Our coalition became larger when we sent a letter to Congress along with over 30 other organizations, as well as religious and secular leaders. What made this letter special is that it was the largest sign-on letter of religious and secular organizations, as well as other friends from the civil rights movement, in recent memory. A new point of leverage was that several elected officials from the Association of Secular Elected Officials joined the letter. In addition to our Hill activities, so many of you took the time to write to your members of Congress, or even better, called your congressional representative to voice your opinion on the Prayer Breakfast.
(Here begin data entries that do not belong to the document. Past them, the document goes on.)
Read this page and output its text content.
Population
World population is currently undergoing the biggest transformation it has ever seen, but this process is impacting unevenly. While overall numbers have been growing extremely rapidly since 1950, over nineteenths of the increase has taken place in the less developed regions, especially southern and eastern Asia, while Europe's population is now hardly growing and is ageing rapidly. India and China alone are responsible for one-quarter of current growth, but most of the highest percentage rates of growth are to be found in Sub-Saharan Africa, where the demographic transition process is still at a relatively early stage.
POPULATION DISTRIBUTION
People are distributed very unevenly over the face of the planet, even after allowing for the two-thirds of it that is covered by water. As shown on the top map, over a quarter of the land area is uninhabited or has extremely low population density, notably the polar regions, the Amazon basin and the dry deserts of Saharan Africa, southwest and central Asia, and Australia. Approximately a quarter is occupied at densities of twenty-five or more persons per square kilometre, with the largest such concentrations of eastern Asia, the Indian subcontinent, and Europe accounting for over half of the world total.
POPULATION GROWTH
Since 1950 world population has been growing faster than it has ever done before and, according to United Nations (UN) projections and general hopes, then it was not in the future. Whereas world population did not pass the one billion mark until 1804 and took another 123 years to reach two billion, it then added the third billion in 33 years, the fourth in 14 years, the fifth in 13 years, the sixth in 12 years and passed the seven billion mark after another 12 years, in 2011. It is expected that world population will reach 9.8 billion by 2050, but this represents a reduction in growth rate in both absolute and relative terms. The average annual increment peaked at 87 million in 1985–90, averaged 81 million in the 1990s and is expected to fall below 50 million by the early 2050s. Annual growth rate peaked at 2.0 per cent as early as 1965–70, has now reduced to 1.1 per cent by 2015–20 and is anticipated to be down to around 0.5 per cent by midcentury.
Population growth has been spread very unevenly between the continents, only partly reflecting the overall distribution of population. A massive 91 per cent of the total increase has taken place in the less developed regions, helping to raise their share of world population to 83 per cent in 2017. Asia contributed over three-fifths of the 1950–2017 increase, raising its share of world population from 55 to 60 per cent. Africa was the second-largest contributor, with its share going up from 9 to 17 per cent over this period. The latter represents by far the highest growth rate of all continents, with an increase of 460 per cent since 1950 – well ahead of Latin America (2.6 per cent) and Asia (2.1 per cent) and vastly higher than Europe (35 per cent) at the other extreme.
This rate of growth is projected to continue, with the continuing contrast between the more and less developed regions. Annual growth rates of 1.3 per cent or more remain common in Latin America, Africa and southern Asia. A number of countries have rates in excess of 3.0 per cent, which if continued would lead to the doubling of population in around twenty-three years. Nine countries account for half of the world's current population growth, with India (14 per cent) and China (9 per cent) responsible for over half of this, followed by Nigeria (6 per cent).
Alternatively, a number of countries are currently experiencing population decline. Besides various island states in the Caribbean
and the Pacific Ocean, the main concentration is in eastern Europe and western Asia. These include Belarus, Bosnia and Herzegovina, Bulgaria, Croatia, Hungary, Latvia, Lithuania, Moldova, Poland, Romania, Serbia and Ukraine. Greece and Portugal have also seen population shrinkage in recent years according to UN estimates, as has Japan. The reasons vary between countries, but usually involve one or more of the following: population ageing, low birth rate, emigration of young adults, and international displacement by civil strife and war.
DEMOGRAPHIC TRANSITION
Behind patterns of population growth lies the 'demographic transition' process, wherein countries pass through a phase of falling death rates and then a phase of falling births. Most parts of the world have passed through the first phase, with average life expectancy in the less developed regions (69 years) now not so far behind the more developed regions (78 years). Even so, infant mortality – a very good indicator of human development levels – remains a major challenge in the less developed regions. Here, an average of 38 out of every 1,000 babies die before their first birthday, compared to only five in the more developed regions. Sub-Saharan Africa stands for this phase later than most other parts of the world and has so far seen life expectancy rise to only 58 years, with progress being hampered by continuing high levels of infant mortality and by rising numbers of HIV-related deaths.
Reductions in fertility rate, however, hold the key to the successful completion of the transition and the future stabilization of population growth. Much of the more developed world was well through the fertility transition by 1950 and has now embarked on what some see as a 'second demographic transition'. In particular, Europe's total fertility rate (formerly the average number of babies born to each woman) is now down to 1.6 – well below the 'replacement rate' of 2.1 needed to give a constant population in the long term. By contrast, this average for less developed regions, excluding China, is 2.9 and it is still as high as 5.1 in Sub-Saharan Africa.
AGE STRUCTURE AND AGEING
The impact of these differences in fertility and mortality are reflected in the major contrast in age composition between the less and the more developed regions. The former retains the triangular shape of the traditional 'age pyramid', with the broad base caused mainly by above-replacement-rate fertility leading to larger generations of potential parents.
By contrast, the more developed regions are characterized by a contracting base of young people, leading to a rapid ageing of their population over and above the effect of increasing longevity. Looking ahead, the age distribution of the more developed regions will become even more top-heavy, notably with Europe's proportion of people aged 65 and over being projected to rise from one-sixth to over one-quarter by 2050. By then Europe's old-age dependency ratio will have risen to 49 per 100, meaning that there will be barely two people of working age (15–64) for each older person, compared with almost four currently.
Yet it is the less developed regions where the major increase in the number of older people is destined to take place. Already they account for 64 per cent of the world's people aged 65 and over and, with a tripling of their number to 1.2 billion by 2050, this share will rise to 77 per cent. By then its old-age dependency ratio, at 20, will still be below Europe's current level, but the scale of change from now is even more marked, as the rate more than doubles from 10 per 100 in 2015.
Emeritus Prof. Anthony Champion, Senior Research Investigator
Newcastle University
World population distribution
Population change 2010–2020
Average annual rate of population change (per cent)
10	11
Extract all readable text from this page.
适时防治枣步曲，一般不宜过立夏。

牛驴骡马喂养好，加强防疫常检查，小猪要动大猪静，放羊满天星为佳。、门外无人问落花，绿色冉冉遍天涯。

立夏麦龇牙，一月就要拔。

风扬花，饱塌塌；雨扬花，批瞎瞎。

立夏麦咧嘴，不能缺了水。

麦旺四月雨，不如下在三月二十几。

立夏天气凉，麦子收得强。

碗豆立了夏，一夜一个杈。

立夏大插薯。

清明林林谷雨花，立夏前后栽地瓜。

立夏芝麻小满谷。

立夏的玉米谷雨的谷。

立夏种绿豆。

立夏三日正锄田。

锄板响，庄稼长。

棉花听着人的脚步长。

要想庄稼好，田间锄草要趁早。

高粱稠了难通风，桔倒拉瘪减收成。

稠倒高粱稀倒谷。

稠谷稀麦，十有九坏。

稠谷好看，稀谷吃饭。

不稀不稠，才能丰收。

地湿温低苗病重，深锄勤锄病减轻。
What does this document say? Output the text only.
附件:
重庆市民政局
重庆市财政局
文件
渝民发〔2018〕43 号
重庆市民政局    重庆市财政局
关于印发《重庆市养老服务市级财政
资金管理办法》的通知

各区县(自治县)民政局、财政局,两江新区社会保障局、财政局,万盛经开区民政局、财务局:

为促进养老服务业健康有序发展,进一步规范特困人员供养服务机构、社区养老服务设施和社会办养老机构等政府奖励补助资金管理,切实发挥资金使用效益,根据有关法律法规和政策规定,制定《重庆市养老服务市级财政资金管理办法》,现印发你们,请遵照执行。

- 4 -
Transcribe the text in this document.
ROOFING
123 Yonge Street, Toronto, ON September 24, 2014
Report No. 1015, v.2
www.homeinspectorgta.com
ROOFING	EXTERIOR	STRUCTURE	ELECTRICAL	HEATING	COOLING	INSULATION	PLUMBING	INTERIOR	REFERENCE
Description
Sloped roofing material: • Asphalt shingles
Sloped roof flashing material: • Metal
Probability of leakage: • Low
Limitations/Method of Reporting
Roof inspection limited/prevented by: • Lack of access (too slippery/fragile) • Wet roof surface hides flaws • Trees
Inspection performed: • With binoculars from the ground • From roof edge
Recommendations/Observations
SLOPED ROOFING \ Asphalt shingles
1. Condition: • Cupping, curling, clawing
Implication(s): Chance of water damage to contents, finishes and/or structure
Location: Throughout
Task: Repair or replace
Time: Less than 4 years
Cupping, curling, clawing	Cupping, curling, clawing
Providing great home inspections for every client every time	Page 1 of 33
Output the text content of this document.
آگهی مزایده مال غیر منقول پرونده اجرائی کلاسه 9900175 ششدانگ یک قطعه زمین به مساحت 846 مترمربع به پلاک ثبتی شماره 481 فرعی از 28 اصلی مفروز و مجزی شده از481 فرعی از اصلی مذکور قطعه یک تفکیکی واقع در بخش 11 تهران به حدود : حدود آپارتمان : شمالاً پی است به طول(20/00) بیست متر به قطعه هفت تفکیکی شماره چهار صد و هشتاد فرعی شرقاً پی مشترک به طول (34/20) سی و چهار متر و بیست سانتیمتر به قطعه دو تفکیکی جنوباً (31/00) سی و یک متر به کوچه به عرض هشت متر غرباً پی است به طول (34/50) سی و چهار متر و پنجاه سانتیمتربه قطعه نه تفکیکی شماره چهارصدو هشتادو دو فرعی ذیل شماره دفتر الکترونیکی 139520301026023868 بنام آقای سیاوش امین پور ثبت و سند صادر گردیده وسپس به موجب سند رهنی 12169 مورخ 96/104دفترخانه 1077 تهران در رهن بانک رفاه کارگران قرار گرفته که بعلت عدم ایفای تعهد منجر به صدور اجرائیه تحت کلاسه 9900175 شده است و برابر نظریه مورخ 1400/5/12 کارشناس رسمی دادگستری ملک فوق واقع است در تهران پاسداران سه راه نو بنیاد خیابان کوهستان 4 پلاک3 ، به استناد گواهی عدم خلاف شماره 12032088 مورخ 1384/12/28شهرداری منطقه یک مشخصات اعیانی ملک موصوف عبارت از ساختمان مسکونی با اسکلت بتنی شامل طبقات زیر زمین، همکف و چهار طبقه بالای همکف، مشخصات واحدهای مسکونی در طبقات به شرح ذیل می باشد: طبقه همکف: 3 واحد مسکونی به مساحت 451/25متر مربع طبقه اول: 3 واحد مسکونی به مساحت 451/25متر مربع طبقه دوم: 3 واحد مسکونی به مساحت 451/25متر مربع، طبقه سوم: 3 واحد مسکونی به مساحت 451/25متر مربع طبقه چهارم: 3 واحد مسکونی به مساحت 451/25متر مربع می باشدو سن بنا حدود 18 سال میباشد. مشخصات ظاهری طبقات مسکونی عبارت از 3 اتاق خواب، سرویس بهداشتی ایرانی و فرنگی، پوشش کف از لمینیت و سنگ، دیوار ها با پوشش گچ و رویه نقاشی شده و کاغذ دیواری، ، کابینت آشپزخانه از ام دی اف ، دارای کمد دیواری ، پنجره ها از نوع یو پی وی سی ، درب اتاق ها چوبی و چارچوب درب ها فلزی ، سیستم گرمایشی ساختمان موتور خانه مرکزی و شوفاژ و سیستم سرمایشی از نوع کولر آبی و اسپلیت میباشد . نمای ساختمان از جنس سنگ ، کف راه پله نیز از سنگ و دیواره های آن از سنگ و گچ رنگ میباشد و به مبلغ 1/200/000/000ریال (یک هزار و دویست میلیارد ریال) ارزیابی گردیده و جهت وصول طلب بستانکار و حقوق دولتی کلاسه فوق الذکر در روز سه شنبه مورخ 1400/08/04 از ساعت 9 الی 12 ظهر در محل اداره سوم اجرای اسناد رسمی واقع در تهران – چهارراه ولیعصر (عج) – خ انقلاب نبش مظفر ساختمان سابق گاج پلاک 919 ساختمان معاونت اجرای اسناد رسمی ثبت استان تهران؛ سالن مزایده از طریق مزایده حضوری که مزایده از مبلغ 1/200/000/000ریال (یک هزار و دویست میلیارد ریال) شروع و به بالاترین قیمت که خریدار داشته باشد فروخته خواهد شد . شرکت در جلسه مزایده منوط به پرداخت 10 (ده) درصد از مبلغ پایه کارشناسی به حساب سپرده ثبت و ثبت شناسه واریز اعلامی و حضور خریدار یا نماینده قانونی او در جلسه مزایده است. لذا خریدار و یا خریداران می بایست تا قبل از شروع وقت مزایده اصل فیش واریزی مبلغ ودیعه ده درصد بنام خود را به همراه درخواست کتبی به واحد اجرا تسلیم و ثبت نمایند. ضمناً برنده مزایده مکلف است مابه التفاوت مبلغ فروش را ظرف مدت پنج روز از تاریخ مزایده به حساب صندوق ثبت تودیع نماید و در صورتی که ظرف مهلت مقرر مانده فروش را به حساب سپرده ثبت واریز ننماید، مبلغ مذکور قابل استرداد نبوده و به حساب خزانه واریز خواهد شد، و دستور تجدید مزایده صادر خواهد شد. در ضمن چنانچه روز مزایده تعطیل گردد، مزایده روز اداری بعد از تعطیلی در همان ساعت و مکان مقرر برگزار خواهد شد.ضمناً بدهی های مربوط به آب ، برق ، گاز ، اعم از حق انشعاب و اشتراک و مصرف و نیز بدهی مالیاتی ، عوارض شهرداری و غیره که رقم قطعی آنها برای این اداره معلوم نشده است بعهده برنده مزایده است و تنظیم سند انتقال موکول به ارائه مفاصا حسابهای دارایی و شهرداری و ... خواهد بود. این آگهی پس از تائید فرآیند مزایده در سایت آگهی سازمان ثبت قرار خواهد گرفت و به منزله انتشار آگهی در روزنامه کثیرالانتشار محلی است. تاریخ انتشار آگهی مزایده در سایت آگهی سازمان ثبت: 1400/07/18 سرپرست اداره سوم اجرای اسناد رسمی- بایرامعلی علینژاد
Our Hill operation, grassroots action and attention in the press clearly got the attention of lawmakers who began to start raising critical questions about the breakfast and the Fellowship Foundation.

How victory came
Jonathan Larsen broke the story of changes to the Prayer Breakfast in January, one week before the event. The break between the National Prayer Breakfast and The Family means that Christian nationalists and dominionists will no longer be able to summon the U.S. president to appear at their annual conference and demand an exclusive address. They can now watch the same public broadcast as the rest of the world on C-SPAN. The days of Franklin Graham and other religious ideologues glaring up from the dais at the president during the Prayer Breakfast are over.

It is currently undeniable that the Fellowship Foundation is an organization that promotes Christian nationalism and dominionism. If an elected official, such as Sen. Amy Klobuchar, wants to engage the Fellowship Foundation and attend the two-day conference (reduced from four), she will be attending with the full knowledge she is supporting an organization with a Christian nationalist and dominionist agenda. The agenda of the Fellowship Foundation is not any different than any other Christian nationalist and dominionist organization, such as the Alliance Defending Freedom.

Finally, oligarchs who have used the breakfast in the past to gain influence will need to use normal and publicly reported lobbying channels to influence U.S. government officials and policy.

Conclusion and next steps
The National Prayer Breakfast has been greatly defanged. The idea that the jewel in the crown of Billy Graham’s ministry to the powerful would be downgraded was seen as impossible just a few years ago. Recent stories have emerged that some members of Congress are still using the Prayer Breakfast to promote Christian nationalism and those who share those beliefs. None the less, we hope that the new National Prayer Breakfast Foundation will honor its commitment to making its finances public and continue its separation from the Family. We would like to have a constructive dialogue with the new entity as the year progresses.

We have shown that the secular community, with religious allies and friends from the civil rights sphere, can accomplish reforms once thought to be impossible. If we follow a solid strategy, carefully choose our targets and work together, we can accomplish a lot of wonderful things going forward.

All the best,

Mark Dann
Director of Governmental Affairs
Freedom From Religion Foundation, Inc.